The required 32Gbps per direction seems feasible.

This either says the DL370 has multiple PCI-e buses, not mentioned in the spec sheet, or something else happened.

1 comment:

Neil Gunther said...

Trying to legitimize a "mine is bigger than yours" press release is a fool's errand.

Using numbers supplied by a servile trade-rag reporter, whose job it is to collect readership eyeballs, doesn't help matters. Sensationalist journalism rules.

* What workload?
* Run how?
* Measured how?
* Measured where?
* What I/O?
* Reads, writes, random, serial?
* What kernel mods?
* Etc., etc?

This is nothing more than a PR stunt and is precisely what's wrong with clandestine benchmarking. I won't even mention the likelihood that Fusion-io is shopping their technology for acquisition.

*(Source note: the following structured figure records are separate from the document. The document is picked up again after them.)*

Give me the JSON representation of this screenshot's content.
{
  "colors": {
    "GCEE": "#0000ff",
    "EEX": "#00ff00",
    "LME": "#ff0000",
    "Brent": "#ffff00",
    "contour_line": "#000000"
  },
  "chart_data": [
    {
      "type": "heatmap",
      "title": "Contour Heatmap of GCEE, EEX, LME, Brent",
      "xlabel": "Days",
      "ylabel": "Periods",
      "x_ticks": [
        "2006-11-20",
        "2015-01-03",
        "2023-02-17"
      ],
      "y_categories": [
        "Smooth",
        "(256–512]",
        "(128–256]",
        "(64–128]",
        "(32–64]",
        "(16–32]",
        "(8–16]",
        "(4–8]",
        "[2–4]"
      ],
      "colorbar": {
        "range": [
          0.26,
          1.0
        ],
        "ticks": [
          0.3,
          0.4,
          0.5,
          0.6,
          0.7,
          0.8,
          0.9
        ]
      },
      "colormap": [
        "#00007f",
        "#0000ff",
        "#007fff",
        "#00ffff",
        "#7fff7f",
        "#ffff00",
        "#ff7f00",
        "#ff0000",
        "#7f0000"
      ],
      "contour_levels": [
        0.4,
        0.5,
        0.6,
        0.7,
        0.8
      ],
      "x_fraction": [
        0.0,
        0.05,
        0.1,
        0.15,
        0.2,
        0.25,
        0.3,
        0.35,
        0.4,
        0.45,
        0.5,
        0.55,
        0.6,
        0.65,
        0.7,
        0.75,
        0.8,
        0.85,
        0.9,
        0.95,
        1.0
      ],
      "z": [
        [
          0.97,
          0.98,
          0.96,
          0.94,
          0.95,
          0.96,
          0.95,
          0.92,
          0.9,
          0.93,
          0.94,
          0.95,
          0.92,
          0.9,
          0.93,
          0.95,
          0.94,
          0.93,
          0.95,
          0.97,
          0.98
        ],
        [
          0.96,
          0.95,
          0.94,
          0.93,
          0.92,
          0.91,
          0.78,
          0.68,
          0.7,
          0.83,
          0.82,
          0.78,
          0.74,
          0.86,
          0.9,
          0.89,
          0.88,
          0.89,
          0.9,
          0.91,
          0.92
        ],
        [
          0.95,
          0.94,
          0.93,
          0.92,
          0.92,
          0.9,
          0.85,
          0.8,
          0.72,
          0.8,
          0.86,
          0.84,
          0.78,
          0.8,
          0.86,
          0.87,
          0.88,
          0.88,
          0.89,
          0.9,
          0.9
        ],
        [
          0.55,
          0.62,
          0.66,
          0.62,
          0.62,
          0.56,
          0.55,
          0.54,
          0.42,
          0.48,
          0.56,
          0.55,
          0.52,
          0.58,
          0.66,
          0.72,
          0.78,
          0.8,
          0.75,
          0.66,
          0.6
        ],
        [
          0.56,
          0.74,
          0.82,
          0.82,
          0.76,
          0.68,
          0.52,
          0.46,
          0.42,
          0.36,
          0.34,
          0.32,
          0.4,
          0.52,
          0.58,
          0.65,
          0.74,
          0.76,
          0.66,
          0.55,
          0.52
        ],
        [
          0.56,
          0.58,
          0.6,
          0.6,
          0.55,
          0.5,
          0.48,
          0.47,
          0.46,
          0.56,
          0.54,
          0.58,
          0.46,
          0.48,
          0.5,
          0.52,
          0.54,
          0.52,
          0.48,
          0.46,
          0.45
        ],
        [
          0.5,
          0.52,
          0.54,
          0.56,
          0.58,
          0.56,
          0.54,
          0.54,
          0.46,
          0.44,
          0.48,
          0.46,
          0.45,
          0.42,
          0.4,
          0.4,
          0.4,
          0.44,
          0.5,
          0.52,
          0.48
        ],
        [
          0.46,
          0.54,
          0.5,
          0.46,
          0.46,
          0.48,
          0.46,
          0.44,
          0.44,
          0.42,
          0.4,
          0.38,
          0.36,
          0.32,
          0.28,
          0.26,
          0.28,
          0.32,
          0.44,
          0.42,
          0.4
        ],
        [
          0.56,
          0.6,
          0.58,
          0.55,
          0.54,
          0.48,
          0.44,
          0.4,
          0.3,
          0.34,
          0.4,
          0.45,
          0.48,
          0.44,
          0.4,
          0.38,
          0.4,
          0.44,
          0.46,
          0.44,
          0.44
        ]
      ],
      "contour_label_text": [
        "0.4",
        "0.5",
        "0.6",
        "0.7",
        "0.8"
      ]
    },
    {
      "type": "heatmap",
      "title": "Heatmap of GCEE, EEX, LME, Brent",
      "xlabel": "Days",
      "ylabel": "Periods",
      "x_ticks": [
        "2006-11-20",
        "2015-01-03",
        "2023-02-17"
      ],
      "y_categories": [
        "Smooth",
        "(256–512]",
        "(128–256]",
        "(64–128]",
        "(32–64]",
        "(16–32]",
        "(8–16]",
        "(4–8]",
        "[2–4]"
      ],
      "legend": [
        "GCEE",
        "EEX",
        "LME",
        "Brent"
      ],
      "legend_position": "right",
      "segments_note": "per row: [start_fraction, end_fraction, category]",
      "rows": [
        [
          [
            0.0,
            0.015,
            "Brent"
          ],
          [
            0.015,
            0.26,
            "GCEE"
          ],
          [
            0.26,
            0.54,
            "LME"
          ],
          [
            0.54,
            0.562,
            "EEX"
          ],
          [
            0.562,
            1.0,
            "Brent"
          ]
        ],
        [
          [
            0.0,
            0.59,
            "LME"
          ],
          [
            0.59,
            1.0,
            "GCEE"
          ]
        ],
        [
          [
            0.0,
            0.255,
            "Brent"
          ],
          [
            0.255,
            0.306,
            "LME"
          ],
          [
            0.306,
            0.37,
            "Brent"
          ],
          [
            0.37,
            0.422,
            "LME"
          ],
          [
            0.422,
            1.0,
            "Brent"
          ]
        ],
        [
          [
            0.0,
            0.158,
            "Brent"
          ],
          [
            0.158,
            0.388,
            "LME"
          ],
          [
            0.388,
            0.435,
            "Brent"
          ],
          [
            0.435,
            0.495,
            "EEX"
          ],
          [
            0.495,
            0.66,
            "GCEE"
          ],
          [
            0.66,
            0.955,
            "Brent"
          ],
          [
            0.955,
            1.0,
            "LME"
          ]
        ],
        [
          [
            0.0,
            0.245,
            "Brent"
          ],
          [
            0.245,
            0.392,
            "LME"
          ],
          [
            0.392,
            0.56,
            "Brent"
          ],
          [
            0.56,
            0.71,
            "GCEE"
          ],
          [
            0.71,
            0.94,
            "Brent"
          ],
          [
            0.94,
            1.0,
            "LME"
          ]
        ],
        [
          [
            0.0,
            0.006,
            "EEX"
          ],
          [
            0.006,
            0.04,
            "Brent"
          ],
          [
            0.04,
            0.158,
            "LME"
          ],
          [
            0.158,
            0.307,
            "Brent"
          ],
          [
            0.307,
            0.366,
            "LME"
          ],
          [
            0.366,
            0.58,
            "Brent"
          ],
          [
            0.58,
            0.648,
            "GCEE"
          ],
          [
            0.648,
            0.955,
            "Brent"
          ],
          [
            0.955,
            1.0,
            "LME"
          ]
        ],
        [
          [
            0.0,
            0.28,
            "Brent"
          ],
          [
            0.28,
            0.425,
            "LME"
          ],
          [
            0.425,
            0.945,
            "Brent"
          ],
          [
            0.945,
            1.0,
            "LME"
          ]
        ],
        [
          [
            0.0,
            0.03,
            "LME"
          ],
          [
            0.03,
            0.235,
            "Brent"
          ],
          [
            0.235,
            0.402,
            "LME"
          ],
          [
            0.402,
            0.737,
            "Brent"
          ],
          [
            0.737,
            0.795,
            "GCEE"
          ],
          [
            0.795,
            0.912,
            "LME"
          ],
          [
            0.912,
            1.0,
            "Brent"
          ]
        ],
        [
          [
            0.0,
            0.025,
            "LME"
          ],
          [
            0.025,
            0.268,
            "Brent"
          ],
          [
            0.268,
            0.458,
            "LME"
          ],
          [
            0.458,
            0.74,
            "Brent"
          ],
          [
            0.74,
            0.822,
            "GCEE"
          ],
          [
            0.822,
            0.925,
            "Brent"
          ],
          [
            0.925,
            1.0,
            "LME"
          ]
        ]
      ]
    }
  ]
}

Nothing less than a bona fide SPEC or TPC benchmark disclosure should be acceptable. Even those don't guarantee anything, but at least we know what the workloads and run rules are, and it would also cause many technical eyeballs to scrutinize the required full disclosure report looking for fails in Fusion-io's claim. A very different audience from trade-rag readers.

The other bad things is, you know the number you're trying explain. In the course of trying to explain it (in the absence of disclosure), you end up making all kinds of assumptions, applying averages and bending datasheet specs; steps which may or may not be correct. You really don't know so, in the end, you explain nothing.

The most constructive thing to do would be to publicly criticize Fusion-io for not providing a detailed technical disclosure to support their claim. Use the social graph as an anti-PR weapon. That might even embarrass them into providing such, whereby you could check your back-of-the-envelope estimates.